A spokesman for Iran’s Foreign Ministry, Saeed Khatibzadeh, called the document a “complete roadmap” of relations for the next quarter century.

Wang has already visited Iran’s archrival Saudi Arabia, as well as Turkey, and is scheduled to go to the United Arab Emirates, Bahrain and Oman in the coming days. He said the region is at a crossroads and offered China’s help to resolve persistent disputes, including over Iran’s nuclear program.

China is even willing to host direct talks between Israelis and Palestinians, implying that US dominance in the region has hampered peace and development.

In Iran, opinions about China’s growing influence have been mixed.

After Xi first proposed the strategic deal during his visit in 2016, negotiations to complete it moved slowly, at first. Iran had just struck a deal with the United States and other nations to ease economic sanctions in exchange for severe restrictions on its nuclear research activities, and European companies began flocking to Iran with investments and offers from joint partnerships to develop. oil and gas fields.
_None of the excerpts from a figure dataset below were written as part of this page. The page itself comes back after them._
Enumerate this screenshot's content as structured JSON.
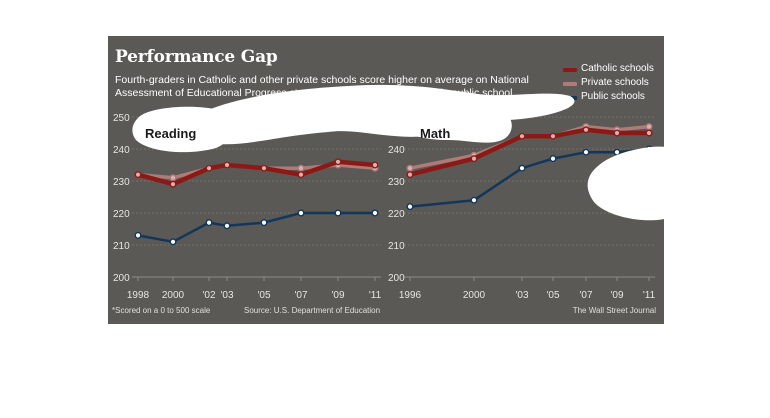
{
  "header": {
    "title": "Performance Gap",
    "subtitle": "Fourth-graders in Catholic and other private schools score higher on average on National Assessment of Educational Progress standardized tests  than children in public school."
  },
  "legend": [
    {
      "label": "Catholic schools",
      "color": "#8b1a17"
    },
    {
      "label": "Private schools",
      "color": "#b07a78"
    },
    {
      "label": "Public schools",
      "color": "#12375a"
    }
  ],
  "footer": {
    "note": "*Scored on a 0 to 500 scale",
    "source": "Source: U.S. Department of Education",
    "credit": "The Wall Street Journal"
  },
  "chart_data": [
    {
      "type": "line",
      "title": "Reading",
      "x_ticks": [
        "1998",
        "2000",
        "'02",
        "'03",
        "'05",
        "'07",
        "'09",
        "'11"
      ],
      "ylim": [
        200,
        250
      ],
      "y_ticks": [
        200,
        210,
        220,
        230,
        240,
        250
      ],
      "grid": true,
      "series": [
        {
          "name": "Catholic schools",
          "color": "#8b1a17",
          "values": [
            232,
            229,
            234,
            235,
            234,
            232,
            236,
            235
          ]
        },
        {
          "name": "Private schools",
          "color": "#b07a78",
          "values": [
            232,
            231,
            234,
            235,
            234,
            234,
            235,
            234
          ]
        },
        {
          "name": "Public schools",
          "color": "#12375a",
          "values": [
            213,
            211,
            217,
            216,
            217,
            220,
            220,
            220
          ]
        }
      ]
    },
    {
      "type": "line",
      "title": "Math",
      "x_ticks": [
        "1996",
        "2000",
        "'03",
        "'05",
        "'07",
        "'09",
        "'11"
      ],
      "ylim": [
        200,
        250
      ],
      "y_ticks": [
        200,
        210,
        220,
        230,
        240,
        250
      ],
      "grid": true,
      "series": [
        {
          "name": "Catholic schools",
          "color": "#8b1a17",
          "values": [
            232,
            237,
            244,
            244,
            246,
            245,
            245
          ]
        },
        {
          "name": "Private schools",
          "color": "#b07a78",
          "values": [
            234,
            238,
            244,
            244,
            247,
            246,
            247
          ]
        },
        {
          "name": "Public schools",
          "color": "#12375a",
          "values": [
            222,
            224,
            234,
            237,
            239,
            239,
            240
          ]
        }
      ]
    }
  ]
}
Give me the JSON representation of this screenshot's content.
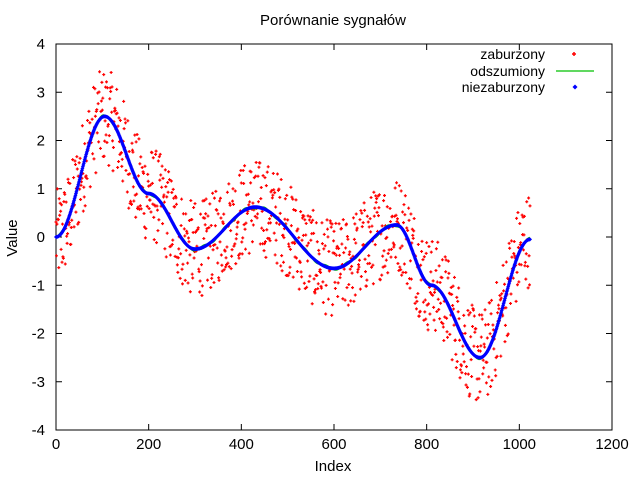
{
  "chart_data": {
    "type": "scatter",
    "title": "Porównanie sygnałów",
    "xlabel": "Index",
    "ylabel": "Value",
    "xlim": [
      0,
      1200
    ],
    "ylim": [
      -4,
      4
    ],
    "x_ticks": [
      0,
      200,
      400,
      600,
      800,
      1000,
      1200
    ],
    "y_ticks": [
      -4,
      -3,
      -2,
      -1,
      0,
      1,
      2,
      3,
      4
    ],
    "grid": false,
    "legend_position": "top-right",
    "n_points": 1024,
    "signal_description": "x from 0 to 1023; the clean signal is a sum of sinusoids; noisy series adds random noise of amplitude about 1",
    "clean_signal_keypoints": [
      {
        "x": 0,
        "y": 0.0
      },
      {
        "x": 105,
        "y": 2.5
      },
      {
        "x": 200,
        "y": 0.9
      },
      {
        "x": 300,
        "y": -0.25
      },
      {
        "x": 430,
        "y": 0.62
      },
      {
        "x": 600,
        "y": -0.65
      },
      {
        "x": 735,
        "y": 0.25
      },
      {
        "x": 810,
        "y": -1.0
      },
      {
        "x": 915,
        "y": -2.5
      },
      {
        "x": 1023,
        "y": -0.05
      }
    ],
    "noise_amplitude": 1.0,
    "series": [
      {
        "name": "zaburzony",
        "style": "points",
        "color": "#ff0000"
      },
      {
        "name": "odszumiony",
        "style": "line",
        "color": "#00c000"
      },
      {
        "name": "niezaburzony",
        "style": "points",
        "color": "#0000ff"
      }
    ]
  }
}
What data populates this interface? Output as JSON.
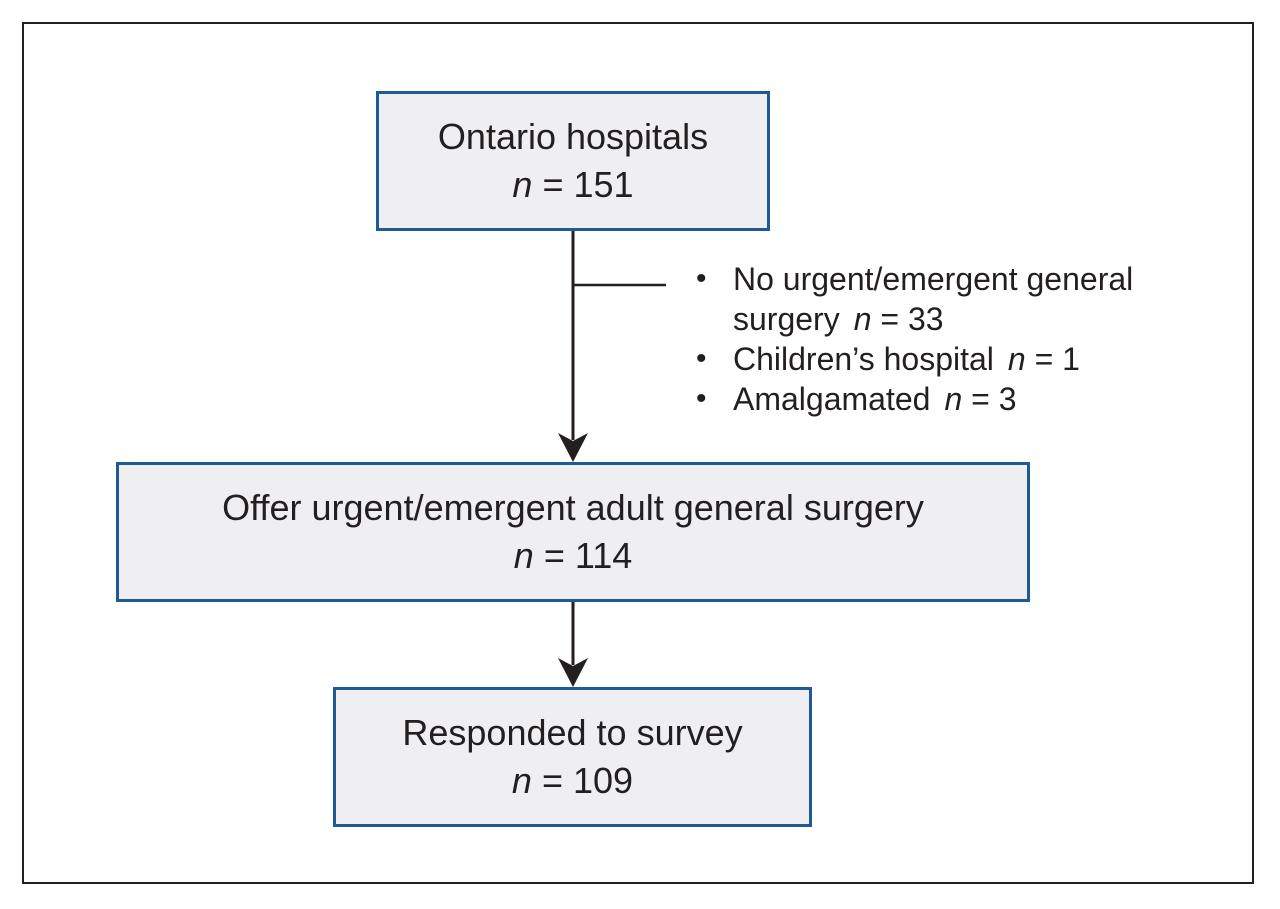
{
  "boxes": {
    "ontario": {
      "title": "Ontario hospitals",
      "n_label": "n",
      "n_value": "= 151"
    },
    "offer": {
      "title": "Offer urgent/emergent adult general surgery",
      "n_label": "n",
      "n_value": "= 114"
    },
    "responded": {
      "title": "Responded to survey",
      "n_label": "n",
      "n_value": "= 109"
    }
  },
  "exclusions": [
    {
      "text": "No urgent/emergent general surgery",
      "n_label": "n",
      "n_value": "= 33"
    },
    {
      "text": "Children’s hospital",
      "n_label": "n",
      "n_value": "= 1"
    },
    {
      "text": "Amalgamated",
      "n_label": "n",
      "n_value": "= 3"
    }
  ],
  "bullet_glyph": "•",
  "colors": {
    "box_border": "#1f5a96",
    "box_fill": "#efeff1",
    "text": "#231f20",
    "frame": "#231f20"
  }
}
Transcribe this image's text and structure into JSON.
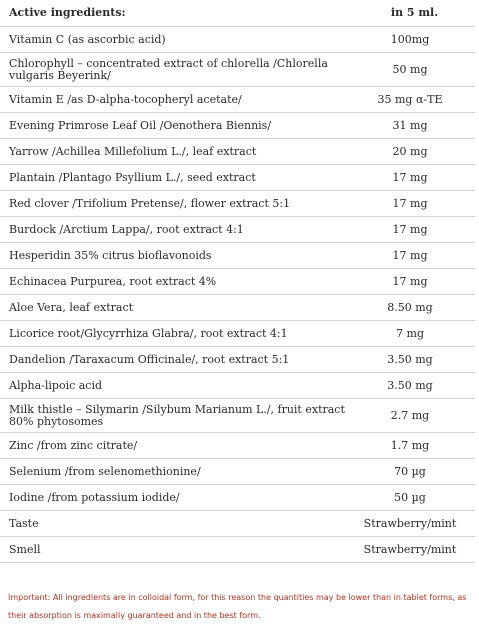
{
  "header": {
    "ingredient_label": "Active ingredients:",
    "amount_label": "in 5 ml."
  },
  "rows": [
    {
      "name": "Vitamin C (as ascorbic acid)",
      "amount": "100mg",
      "height": 1
    },
    {
      "name": "Chlorophyll – concentrated extract of chlorella /Chlorella vulgaris Beyerink/",
      "amount": "50 mg",
      "height": 2
    },
    {
      "name": "Vitamin E /as D-alpha-tocopheryl acetate/",
      "amount": "35 mg α-TE",
      "height": 1
    },
    {
      "name": "Evening Primrose Leaf Oil /Oenothera Biennis/",
      "amount": "31 mg",
      "height": 1
    },
    {
      "name": "Yarrow /Achillea Millefolium L./, leaf extract",
      "amount": "20 mg",
      "height": 1
    },
    {
      "name": "Plantain /Plantago Psyllium L./, seed extract",
      "amount": "17 mg",
      "height": 1
    },
    {
      "name": "Red clover /Trifolium Pretense/, flower extract 5:1",
      "amount": "17 mg",
      "height": 1
    },
    {
      "name": "Burdock /Arctium Lappa/, root extract 4:1",
      "amount": "17 mg",
      "height": 1
    },
    {
      "name": "Hesperidin 35% citrus bioflavonoids",
      "amount": "17 mg",
      "height": 1
    },
    {
      "name": "Echinacea Purpurea, root extract 4%",
      "amount": "17 mg",
      "height": 1
    },
    {
      "name": "Aloe Vera, leaf extract",
      "amount": "8.50 mg",
      "height": 1
    },
    {
      "name": "Licorice root/Glycyrrhiza Glabra/, root extract 4:1",
      "amount": "7 mg",
      "height": 1
    },
    {
      "name": "Dandelion /Taraxacum Officinale/, root extract 5:1",
      "amount": "3.50 mg",
      "height": 1
    },
    {
      "name": "Alpha-lipoic acid",
      "amount": "3.50 mg",
      "height": 1
    },
    {
      "name": "Milk thistle – Silymarin /Silybum Marianum L./, fruit extract 80% phytosomes",
      "amount": "2.7 mg",
      "height": 2
    },
    {
      "name": "Zinc /from zinc citrate/",
      "amount": "1.7 mg",
      "height": 1
    },
    {
      "name": "Selenium /from selenomethionine/",
      "amount": "70 µg",
      "height": 1
    },
    {
      "name": "Iodine /from potassium iodide/",
      "amount": "50 µg",
      "height": 1
    },
    {
      "name": "Taste",
      "amount": "Strawberry/mint",
      "height": 1
    },
    {
      "name": "Smell",
      "amount": "Strawberry/mint",
      "height": 1
    }
  ],
  "note": "Important: All ingredients are in colloidal form, for this reason the quantities may be lower than in tablet forms, as their absorption is maximally guaranteed and in the best form.",
  "colors": {
    "note": "#b8321e",
    "text": "#2b2b2b",
    "divider": "#d4d4d4"
  }
}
Those opportunities evaporated after Trump withdrew the United States from the deal and imposed new sanctions that Europeans feared could entangle them, forcing Iran to look east.

Ayatollah Ali Khamenei, Iran’s Supreme Leader, ordered the resumption of talks with China and appointed a trusted Conservative politician and former Speaker of Parliament, Ali Larijani, as special envoy.

Critics have complained that the negotiations lacked transparency and called the deal a sale of Iran’s resources, likening it to the unilateral deals China has made with countries like Sri Lanka.

Supporters of the deal said Iran had to be pragmatic and acknowledge China’s growing economic prominence.

“For too long in our strategic alliances, we have put all of our eggs in the West’s basket, and it didn’t pay off,” said Ali Shariati, an economic analyst who until recently was a member of the Iranian Chamber of Commerce. “Now, if we change the policy and look to the East, it won’t be so bad.”

It remains to be seen how many of the ambitious projects detailed in the agreement will materialize. If the nuclear deal collapses completely, Chinese companies could also face secondary sanctions from Washington, an issue that has infuriated China in the past.

The US prosecution of Chinese telecoms giant Huawei includes allegations that the company was stealthily trading with Iran in violation of those sanctions.

Ms. Hua, a spokeswoman for the Ministry of Foreign Affairs in Beijing, stressed that both countries must take steps to resolve the nuclear dispute.

“The urgent task is for the United States to take substantive steps to lift its unilateral sanctions on Iran and long-arm jurisdiction over third parties,” he said, “and for Iran to resume reciprocal fulfillment of its nuclear commitments in an effort to achieve an early harvest. “.